The seasonally adjusted PMI declined to 47.3 points in June from 50.8 in May. A reading below 50 indicates a deterioration in overall business conditions, signalling that the country’s manufacturing sector lost momentum during the month.
According to Absa, the survey was conducted after the United States and Iran reached an interim agreement to end hostilities and reopen the Strait of Hormuz, a development that contributed to lower global oil prices and eased cost pressures for manufacturers.
The bank noted that a sharp decline in the PMI’s purchasing prices component “suggests that April and May may have marked the peak of price pressures,” particularly following fuel price reductions that came into effect on Wednesday.

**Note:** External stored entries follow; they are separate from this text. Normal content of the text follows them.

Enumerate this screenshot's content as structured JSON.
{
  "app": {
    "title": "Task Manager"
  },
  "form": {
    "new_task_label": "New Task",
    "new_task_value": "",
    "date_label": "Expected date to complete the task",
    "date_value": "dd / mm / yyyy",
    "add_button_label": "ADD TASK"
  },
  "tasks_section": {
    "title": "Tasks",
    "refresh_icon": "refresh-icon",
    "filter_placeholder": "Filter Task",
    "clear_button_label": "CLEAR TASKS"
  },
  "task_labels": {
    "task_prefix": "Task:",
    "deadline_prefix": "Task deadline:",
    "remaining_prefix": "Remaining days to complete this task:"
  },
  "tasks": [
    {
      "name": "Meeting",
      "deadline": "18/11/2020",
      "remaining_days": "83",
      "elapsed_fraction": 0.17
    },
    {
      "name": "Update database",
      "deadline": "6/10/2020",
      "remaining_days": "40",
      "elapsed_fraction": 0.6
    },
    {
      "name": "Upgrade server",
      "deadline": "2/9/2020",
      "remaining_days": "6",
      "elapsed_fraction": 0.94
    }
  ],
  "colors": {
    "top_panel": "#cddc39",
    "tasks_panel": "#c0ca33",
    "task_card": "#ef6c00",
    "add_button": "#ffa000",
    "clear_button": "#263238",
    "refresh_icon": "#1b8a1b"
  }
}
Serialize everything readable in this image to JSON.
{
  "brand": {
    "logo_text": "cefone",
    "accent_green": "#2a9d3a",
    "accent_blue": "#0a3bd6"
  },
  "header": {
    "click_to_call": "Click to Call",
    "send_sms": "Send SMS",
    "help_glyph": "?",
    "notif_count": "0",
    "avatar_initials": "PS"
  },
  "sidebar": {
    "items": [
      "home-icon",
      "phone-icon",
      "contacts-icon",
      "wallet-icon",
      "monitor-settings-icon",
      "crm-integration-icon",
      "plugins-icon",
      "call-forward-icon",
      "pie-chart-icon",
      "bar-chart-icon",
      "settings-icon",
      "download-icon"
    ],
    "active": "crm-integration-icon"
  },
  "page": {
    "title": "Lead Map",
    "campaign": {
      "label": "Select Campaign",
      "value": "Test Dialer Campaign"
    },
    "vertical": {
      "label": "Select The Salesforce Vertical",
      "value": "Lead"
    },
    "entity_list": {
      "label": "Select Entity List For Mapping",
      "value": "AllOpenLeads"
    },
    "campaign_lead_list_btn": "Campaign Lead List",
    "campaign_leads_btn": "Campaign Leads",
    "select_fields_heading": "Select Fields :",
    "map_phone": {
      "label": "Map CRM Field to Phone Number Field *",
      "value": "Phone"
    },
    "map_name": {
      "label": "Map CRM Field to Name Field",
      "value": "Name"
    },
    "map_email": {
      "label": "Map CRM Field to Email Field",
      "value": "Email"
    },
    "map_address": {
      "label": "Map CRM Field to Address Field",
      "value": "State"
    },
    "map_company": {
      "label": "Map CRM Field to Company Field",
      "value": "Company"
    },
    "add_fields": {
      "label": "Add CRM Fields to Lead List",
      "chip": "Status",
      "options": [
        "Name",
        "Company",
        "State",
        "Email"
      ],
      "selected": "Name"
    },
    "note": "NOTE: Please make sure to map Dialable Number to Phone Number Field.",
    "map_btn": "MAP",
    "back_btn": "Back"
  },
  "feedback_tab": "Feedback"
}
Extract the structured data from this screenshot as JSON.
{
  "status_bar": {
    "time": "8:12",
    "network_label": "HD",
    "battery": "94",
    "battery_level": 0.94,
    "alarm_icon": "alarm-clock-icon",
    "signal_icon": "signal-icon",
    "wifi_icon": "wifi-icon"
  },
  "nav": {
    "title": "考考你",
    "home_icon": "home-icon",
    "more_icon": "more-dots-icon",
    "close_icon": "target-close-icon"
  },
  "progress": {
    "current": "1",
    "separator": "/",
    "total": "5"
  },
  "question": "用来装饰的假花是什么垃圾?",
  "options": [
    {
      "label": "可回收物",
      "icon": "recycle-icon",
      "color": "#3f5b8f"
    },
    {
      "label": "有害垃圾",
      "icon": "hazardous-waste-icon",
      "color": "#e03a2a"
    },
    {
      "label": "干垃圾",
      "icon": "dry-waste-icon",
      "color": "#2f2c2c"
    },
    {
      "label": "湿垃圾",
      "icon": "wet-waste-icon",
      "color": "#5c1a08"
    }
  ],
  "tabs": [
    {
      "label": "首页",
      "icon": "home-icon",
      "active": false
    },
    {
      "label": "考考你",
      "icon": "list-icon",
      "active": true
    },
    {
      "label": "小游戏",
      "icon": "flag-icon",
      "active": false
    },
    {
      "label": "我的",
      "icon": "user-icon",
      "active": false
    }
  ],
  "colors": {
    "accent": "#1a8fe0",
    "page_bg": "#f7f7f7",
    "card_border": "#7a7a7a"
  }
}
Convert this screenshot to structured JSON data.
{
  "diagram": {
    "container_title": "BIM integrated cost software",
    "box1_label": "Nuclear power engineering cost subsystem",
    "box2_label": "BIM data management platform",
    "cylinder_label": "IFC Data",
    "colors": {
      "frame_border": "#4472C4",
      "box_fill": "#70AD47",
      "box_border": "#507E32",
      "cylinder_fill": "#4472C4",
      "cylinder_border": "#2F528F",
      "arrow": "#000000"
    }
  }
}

Despite easing input costs, manufacturers reported softer demand as some customers delayed purchases in anticipation of further price declines. According to Absa, this behaviour contributed to a decline in new orders during the month.
While current business conditions weakened, manufacturers expressed greater optimism about the outlook for the next six months. The survey’s sub-index measuring expected business conditions increased, reflecting confidence that easing geopolitical tensions in the Middle East could support a more favourable operating environment.
However, Absa said some respondents also identified nationwide anti-migrant protests on 30 June as a source of uncertainty, limiting the overall improvement in business sentiment.
The latest PMI highlights the mixed conditions facing South Africa’s manufacturing sector, with lower energy costs providing relief from inflationary pressures while subdued domestic demand and social uncertainty continue to weigh on industrial activity.